Bong Ny, 54, who sells cigarettes and SIM cards on the corner of Sihanouk Blvd. and St. 9, said she was told to move from her usual spot on the corner to a sidewalk further down St. 9.

She had been told to move since October 30, and to reduce her wares down to a red basket lined with cigarette packets.

Ny said the short closure hit her hard: She has five kids and needs about $10-$12.5 a day for them. “Before I would give them 5,000 riel per day [spending money], but now I only give them 2,000 riel,” she said, or about $1.25 and $0.5.

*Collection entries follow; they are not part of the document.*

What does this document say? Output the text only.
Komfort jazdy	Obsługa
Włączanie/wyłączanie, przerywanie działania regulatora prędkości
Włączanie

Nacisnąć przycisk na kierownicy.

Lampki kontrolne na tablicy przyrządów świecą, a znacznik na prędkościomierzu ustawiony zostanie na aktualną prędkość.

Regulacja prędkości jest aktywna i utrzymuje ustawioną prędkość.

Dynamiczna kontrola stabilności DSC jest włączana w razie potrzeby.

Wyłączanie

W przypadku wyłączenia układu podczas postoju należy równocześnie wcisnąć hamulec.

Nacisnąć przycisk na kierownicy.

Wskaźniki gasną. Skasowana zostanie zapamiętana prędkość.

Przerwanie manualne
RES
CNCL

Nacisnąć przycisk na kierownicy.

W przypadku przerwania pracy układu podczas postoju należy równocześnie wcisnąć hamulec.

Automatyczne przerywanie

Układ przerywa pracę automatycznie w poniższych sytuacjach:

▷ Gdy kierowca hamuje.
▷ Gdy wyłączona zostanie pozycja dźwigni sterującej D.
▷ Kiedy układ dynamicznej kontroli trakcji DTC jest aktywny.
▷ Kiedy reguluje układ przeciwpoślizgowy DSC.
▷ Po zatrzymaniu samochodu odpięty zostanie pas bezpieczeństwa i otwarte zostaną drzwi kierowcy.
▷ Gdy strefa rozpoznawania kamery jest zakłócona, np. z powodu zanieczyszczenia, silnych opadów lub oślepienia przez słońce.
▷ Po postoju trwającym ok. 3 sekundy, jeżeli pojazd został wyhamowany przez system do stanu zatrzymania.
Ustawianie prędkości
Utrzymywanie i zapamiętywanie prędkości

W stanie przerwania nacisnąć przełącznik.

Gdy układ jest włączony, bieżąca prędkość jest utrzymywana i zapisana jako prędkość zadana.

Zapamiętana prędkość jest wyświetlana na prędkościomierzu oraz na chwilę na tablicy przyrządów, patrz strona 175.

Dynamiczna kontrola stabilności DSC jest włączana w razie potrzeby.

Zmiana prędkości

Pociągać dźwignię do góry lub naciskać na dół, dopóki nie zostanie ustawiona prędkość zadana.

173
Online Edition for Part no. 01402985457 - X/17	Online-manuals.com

Street cleaners were out on Sothearos Blvd. late in the evening and at dawn, said Seng Sophoan, a 53-year-old vendor selling drinks from a cart decked with leafy plants.

“I’m happy to see the city clean like this,” she said. “If they keep this up every day, that would be great.”

Sophoan said she had been warned not to sell this week ahead of the Asean Summit, but she came out to sit in front of the Supreme Court anyway. She was prepared to run when the convoys came, she said.

“Even if they inform us, we’ll still come to sell. We just know we need to sell to get money for rent,” she said. Sophoan can earn 100,000 riel per day, or about $25, at Wat Botum park, and when there are events at the park the revenue can double. But after taking out costs, she struggles to pay her $65 per month rent in Kandal province’s Kandal Stung district, she said.

“When I see them [guards], I will keep running, but if they really chase you sometimes you can’t escape them.”